Jessica Owens holds up a baby bottle of water from her home in Flint, Mich., while attending a hearing on Capitol Hill about Flint's water crisis. PHOTO CREDITS: Molly Riley/AP via NPR
A few recent developments are beginning to bring justice and change to the residents of Flint, MI who have been plagued by contaminated water for years. Back in 2014, the city of Flint began to draw water from the Flint River instead of Detroit in an effort to save money. This change put 100,000 people’s lives at risk as it became immediately apparent to residents that this water was not safe. Many complained about the smell, taste, and dirty appearance of the water, also reporting rashes and hair loss among other concerns.
"The families of Flint have experienced a tragic, tragic health and safety crisis for the past three years" ~ Michigan’s Attorney General, Bill Schuette - 6/14/17 press conference
After obtaining national attention for the water crisis last year, forces have come in place to help fight this injustice. Just a few months ago, the State of Michigan agreed to spend $87 million to replace lead pipes in Flint causing the contamination. These funds would allow the state to replace all the pipes by January 2020, which could reach nearly 18,000 homes.

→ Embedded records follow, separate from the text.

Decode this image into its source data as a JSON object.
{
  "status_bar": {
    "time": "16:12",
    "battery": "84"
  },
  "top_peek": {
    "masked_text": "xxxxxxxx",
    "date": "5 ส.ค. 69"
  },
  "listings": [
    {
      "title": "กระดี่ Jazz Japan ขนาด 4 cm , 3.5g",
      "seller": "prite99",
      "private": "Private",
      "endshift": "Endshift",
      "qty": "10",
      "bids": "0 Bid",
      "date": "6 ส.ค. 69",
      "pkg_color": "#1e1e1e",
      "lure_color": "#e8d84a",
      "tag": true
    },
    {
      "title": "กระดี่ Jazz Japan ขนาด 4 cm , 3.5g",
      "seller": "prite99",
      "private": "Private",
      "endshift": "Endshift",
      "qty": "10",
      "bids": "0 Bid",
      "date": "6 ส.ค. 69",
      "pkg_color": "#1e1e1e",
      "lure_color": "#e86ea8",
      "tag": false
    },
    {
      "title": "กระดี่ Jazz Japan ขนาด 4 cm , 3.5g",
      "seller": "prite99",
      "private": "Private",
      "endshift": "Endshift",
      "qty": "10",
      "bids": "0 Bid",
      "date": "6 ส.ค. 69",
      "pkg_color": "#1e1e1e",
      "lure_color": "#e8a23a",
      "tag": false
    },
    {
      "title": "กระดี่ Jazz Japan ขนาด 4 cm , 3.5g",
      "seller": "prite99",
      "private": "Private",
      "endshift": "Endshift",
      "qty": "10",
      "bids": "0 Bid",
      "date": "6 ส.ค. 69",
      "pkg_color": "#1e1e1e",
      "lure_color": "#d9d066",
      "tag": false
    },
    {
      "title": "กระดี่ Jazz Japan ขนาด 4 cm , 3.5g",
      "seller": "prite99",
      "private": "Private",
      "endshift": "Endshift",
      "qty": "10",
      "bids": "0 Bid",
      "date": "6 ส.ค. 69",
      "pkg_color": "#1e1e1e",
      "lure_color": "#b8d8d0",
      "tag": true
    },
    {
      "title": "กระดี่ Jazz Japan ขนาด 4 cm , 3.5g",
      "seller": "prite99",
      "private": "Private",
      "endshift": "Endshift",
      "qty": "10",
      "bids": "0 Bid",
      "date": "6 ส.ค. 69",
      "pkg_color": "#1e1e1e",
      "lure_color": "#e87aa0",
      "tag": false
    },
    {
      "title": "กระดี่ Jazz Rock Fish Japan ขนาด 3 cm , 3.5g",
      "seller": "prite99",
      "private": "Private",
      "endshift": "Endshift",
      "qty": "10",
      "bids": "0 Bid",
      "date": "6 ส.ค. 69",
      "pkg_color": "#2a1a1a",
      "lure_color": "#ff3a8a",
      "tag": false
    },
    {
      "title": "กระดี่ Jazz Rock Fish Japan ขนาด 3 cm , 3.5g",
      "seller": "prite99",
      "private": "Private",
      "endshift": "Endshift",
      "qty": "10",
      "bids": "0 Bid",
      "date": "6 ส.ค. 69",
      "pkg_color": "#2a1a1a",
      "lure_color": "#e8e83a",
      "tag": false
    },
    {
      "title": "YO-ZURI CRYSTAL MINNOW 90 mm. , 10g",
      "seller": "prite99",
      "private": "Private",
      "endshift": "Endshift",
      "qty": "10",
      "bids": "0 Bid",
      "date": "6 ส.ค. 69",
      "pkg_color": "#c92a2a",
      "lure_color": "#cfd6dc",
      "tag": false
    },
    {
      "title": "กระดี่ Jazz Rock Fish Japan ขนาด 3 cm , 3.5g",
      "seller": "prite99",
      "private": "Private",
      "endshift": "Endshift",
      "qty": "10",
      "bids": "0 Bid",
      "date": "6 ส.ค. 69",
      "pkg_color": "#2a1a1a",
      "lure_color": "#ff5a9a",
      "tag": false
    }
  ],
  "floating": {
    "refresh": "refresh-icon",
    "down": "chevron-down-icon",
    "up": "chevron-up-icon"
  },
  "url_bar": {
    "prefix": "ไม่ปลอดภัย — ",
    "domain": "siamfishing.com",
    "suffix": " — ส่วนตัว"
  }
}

The latest update in Flint has been the charging of involuntary manslaughter upon 5 government officials involved in the water crisis. This has to do with the lack of public warning for an outbreak of Legionnaires' disease (a kind of pneumonia) that killed 12 people and sickened more than 70 in 2014 and 2015.
While these developments are encouraging, it still doesn’t change the fact that Flint residents haven’t had safe, clean drinking water in over 1,000 days. There is still much to be done for justice to be served.